Include regularization for ill-posed problems: \[ \mathcal{J}_\text{reg} = \mathcal{J} + \lambda\|\boldsymbol{\theta} - \boldsymbol{\theta}_0\|^2 \quad (\text{Tikhonov}) \]
12.6 Practical Example: J2 Plasticity Calibration
from scipy.optimize import least_squares
import numpy as np
def residual(params, eps_exp, sig_exp):
E, sigma_y, H = params
sig_sim = j2_stress_strain(E, sigma_y, H, eps_exp)
return sig_sim - sig_exp
result = least_squares(
residual,
x0=[200e3, 300, 1000], # initial guess [MPa]
bounds=([100e3, 100, 0], # lower bounds
[300e3, 1000, 50000]), # upper bounds
args=(eps_data, sig_data),
method='trf',
verbose=2
)12.7 Uniqueness and Identifiability
Not all parameters are simultaneously identifiable from a single experiment:
- Uniaxial tension alone: cannot distinguish isotropic from kinematic hardening
- Monotonic loading: cannot identify cyclic hardening parameters
- Homogeneous tests: cannot identify spatial gradient parameters
Identifiability analysis: check rank of sensitivity matrix \(\mathbf{S}^T\mathbf{S}\) — rank deficiency signals non-unique parameters.

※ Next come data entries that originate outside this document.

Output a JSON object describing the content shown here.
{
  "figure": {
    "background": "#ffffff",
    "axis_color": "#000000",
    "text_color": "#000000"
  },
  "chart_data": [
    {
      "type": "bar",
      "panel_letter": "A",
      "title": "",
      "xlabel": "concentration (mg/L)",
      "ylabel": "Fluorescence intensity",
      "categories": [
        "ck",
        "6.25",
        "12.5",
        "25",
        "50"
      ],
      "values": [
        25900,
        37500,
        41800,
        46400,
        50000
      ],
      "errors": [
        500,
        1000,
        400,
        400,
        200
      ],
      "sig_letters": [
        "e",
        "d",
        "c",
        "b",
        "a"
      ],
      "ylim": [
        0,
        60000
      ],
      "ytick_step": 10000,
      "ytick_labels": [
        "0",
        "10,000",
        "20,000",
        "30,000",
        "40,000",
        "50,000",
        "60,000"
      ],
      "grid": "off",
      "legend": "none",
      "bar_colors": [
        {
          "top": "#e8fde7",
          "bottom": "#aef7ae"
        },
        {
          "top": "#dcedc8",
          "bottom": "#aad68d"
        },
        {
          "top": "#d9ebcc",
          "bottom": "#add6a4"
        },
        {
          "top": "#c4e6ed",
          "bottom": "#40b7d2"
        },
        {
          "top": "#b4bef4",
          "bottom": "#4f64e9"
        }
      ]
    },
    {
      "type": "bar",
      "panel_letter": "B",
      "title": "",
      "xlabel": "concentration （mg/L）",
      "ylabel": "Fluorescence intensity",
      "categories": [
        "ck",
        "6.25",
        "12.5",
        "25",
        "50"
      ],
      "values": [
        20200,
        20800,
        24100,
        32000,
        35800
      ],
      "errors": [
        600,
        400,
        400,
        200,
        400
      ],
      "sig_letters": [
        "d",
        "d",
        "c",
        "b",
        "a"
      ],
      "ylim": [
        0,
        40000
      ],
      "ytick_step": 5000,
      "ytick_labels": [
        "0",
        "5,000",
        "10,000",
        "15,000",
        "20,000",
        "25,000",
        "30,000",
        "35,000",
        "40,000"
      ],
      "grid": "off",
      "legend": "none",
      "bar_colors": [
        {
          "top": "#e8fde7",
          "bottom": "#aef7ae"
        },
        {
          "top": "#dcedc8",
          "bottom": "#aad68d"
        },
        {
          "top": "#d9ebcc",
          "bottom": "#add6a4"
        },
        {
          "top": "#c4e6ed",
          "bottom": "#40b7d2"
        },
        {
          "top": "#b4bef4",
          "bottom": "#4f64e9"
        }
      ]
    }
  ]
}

Remedy: design multi-test campaigns, use heterogeneous stress states (notched specimens + DIC).
12.8 Verification and Validation
After calibration:
- Verification: did the algorithm work correctly? → Check convergence, residuals, sensitivity.
- Validation: does the model predict new experiments? → Test on a held-out dataset.
The V&V process is governed by standards (ASME V&V 10, 20) in engineering applications.
Report confidence intervals on the identified parameters, not just point estimates.